Loss of intestinal barrier integrity is associated with oxidative inflammatory GI disorders including inflammatory bowel disease. Using monolayers of human intestinal epithelial (Caco-2) cells, we recently reported that epidermal growth factor (EGF) protects barrier integrity against oxidants by stabilizing the microtubule cytoskeleton, but the mechanism downstream of the EGF receptor (EGFR) is not established. We hypothesized that phospholipase C (PLC)-γ is required. Caco-2 monolayers were exposed to oxidant (H2O2) with or without pretreatment with EGF or specific inhibitors of EGFR tyrosine kinase (AG-1478, tyrphostin 25) or of PLC (L-108, U-73122). Other Caco-2 cells were stably transfected with a dominant negative fragment for PLC-γ (PLCz) to inhibit PLC-γ activation.

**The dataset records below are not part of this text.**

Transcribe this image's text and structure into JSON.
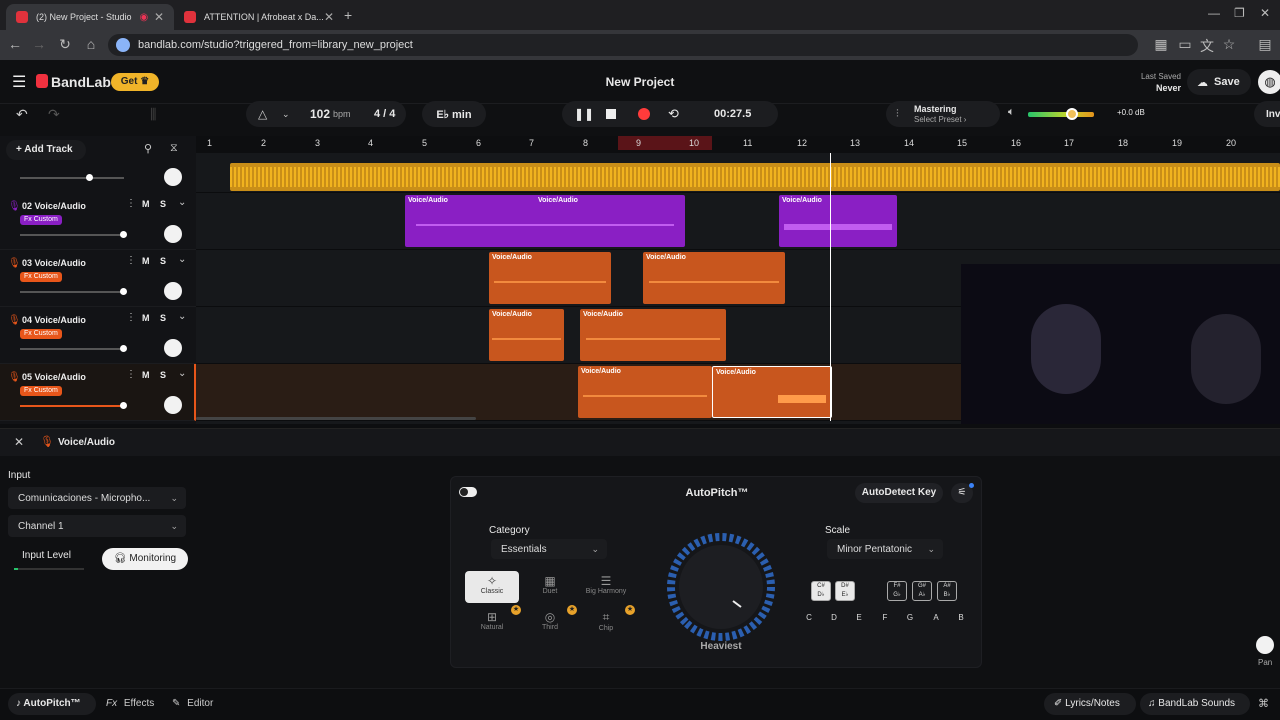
{
  "browser": {
    "tabs": [
      {
        "label": "(2) New Project - Studio"
      },
      {
        "label": "ATTENTION | Afrobeat x Da..."
      }
    ],
    "url": "bandlab.com/studio?triggered_from=library_new_project"
  },
  "header": {
    "logo": "BandLab",
    "get_label": "Get",
    "project_title": "New Project",
    "last_saved_label": "Last Saved",
    "last_saved_value": "Never",
    "save_label": "Save"
  },
  "toolbar": {
    "tempo": "102",
    "tempo_unit": "bpm",
    "time_signature": "4 / 4",
    "key": "E♭ min",
    "time": "00:27.5",
    "mastering_label": "Mastering",
    "mastering_sub": "Select Preset ›",
    "volume_db": "+0.0 dB",
    "cut_label": "Inv"
  },
  "tracks_header": {
    "add_track": "Add Track"
  },
  "tracks": [
    {
      "name": "02 Voice/Audio",
      "fx": "Fx Custom",
      "m": "M",
      "s": "S",
      "color": "#8a1fc4"
    },
    {
      "name": "03 Voice/Audio",
      "fx": "Fx Custom",
      "m": "M",
      "s": "S",
      "color": "#e8561a"
    },
    {
      "name": "04 Voice/Audio",
      "fx": "Fx Custom",
      "m": "M",
      "s": "S",
      "color": "#e8561a"
    },
    {
      "name": "05 Voice/Audio",
      "fx": "Fx Custom",
      "m": "M",
      "s": "S",
      "color": "#e8561a"
    }
  ],
  "ruler": [
    "1",
    "2",
    "3",
    "4",
    "5",
    "6",
    "7",
    "8",
    "9",
    "10",
    "11",
    "12",
    "13",
    "14",
    "15",
    "16",
    "17",
    "18",
    "19",
    "20"
  ],
  "clip_label": "Voice/Audio",
  "detail": {
    "track_label": "Voice/Audio",
    "input_label": "Input",
    "input_device": "Comunicaciones - Micropho...",
    "channel": "Channel 1",
    "input_level_label": "Input Level",
    "monitoring_label": "Monitoring"
  },
  "autopitch": {
    "title": "AutoPitch™",
    "autodetect_label": "AutoDetect Key",
    "category_label": "Category",
    "category_value": "Essentials",
    "presets": [
      "Classic",
      "Duet",
      "Big Harmony",
      "Natural",
      "Third",
      "Chip"
    ],
    "knob_label": "Heaviest",
    "scale_label": "Scale",
    "scale_value": "Minor Pentatonic",
    "sharp_keys": [
      {
        "top": "C#",
        "bottom": "D♭"
      },
      {
        "top": "D#",
        "bottom": "E♭"
      },
      {
        "top": "F#",
        "bottom": "G♭"
      },
      {
        "top": "G#",
        "bottom": "A♭"
      },
      {
        "top": "A#",
        "bottom": "B♭"
      }
    ],
    "notes": [
      "C",
      "D",
      "E",
      "F",
      "G",
      "A",
      "B"
    ]
  },
  "footer": {
    "autopitch_tab": "AutoPitch™",
    "effects_tab": "Effects",
    "editor_tab": "Editor",
    "lyrics_label": "Lyrics/Notes",
    "sounds_label": "BandLab Sounds",
    "pan_label": "Pan"
  },
  "colors": {
    "accent_orange": "#e8561a",
    "purple": "#8a1fc4",
    "yellow_track": "#e0a11c",
    "record_red": "#ff3b3b"
  }
}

Doses of EGF that enhanced PLC activity also protected monolayers against oxidant-induced tubulin disassembly, disruption of the microtubule cytoskeleton, and barrier leakiness as assessed by radioimmunoassay, quantitative Western blots, high-resolution laser confocal microscopy, and fluorometry, respectively. Pretreatment with either type of inhibitor abolished EGF protection. Transfected cells also lost EGF protection and showed reduced PLC-γ phosphorylation and activity. We conclude that EGF protection requires PLC-γ signaling and that PLC-γ may be a useful therapeutic target.